A Review of the Role of Causality in Developing Trustworthy AI Systems
Ganguly, Niloy, Fazlija, Dren, Badar, Maryam, Fisichella, Marco, Sikdar, Sandipan, Schrader, Johanna, Wallat, Jonas, Rudra, Koustav, Koubarakis, Manolis, Patro, Gourab K., Amri, Wadhah Zai El, Nejdl, Wolfgang
As a result, they are often brittle and unable to adapt to new domains, can treat individuals or subgroups unfairly, and have limited ability to explain their actions or recommendations [197, 235] reducing the trust of human users [118]. Following this, a new area of research, trustworthy AI, has recently received much attention from several policymakers and other regulatory organizations. The resulting guidelines (e.g., [184, 186, 187]), introduced to increase trust in AI systems, make developing trustworthy AI not only a technical (research) and social endeavor but also an organizational and (legal) obligational requirement.
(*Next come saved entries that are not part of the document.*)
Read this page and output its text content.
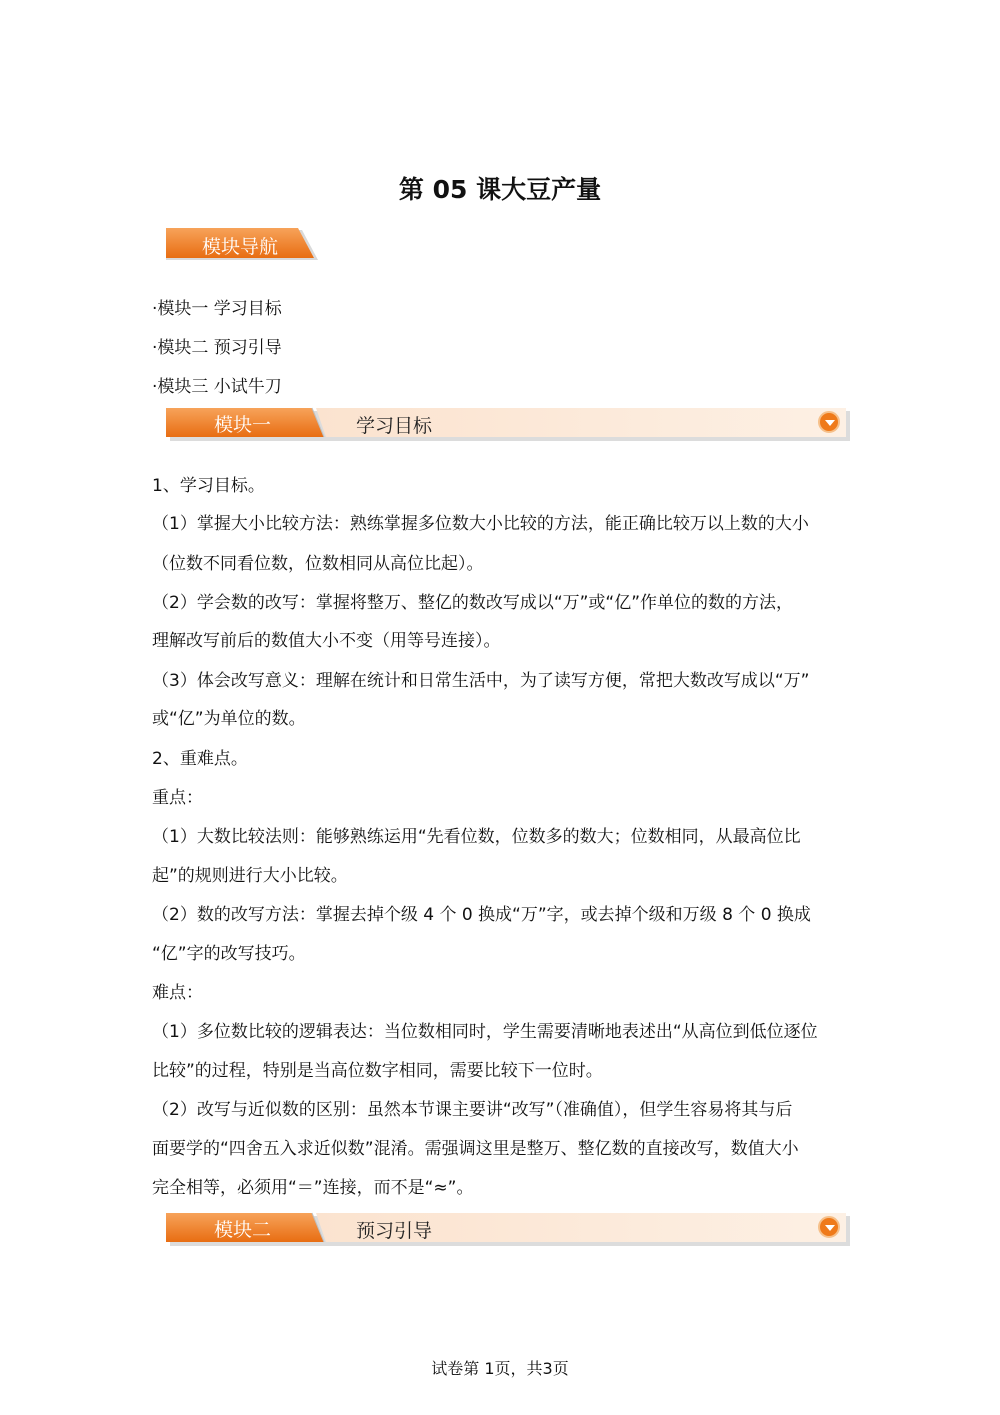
第 05 课大豆产量
模块导航
·模块一 学习目标
·模块二 预习引导
·模块三 小试牛刀
模块一	学习目标
1、学习目标。
（1）掌握大小比较方法：熟练掌握多位数大小比较的方法，能正确比较万以上数的大小
（位数不同看位数，位数相同从高位比起）。
（2）学会数的改写：掌握将整万、整亿的数改写成以“万”或“亿”作单位的数的方法，
理解改写前后的数值大小不变（用等号连接）。
（3）体会改写意义：理解在统计和日常生活中，为了读写方便，常把大数改写成以“万”
或“亿”为单位的数。
2、重难点。
重点：
（1）大数比较法则：能够熟练运用“先看位数，位数多的数大；位数相同，从最高位比
起”的规则进行大小比较。
（2）数的改写方法：掌握去掉个级 4 个 0 换成“万”字，或去掉个级和万级 8 个 0 换成
“亿”字的改写技巧。
难点：
（1）多位数比较的逻辑表达：当位数相同时，学生需要清晰地表述出“从高位到低位逐位
比较”的过程，特别是当高位数字相同，需要比较下一位时。
（2）改写与近似数的区别：虽然本节课主要讲“改写”（准确值），但学生容易将其与后
面要学的“四舍五入求近似数”混淆。需强调这里是整万、整亿数的直接改写，数值大小
完全相等，必须用“＝”连接，而不是“≈”。
模块二	预习引导
试卷第 1页，共3页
In this paper, we set out to demonstrate, through an extensive survey, that causal modeling and reasoning is an emerging and very useful tool for enabling current AI systems to become trustworthy. Causality is the science of reasoning about causes and effects. Cause-and-effect relationships are central to how we make sense of the world around us, how we act upon it, and how we respond to changes in our environment. In AI, research in causality was pioneered by the Turing award winner Judea Pearl long back in his 1995 seminal paper [194]. Since then, many researchers have contributed to the development of a solid mathematical basis for causality; see, for example, the books [79, 196, 201], the survey [90] and seminal papers [197, 235].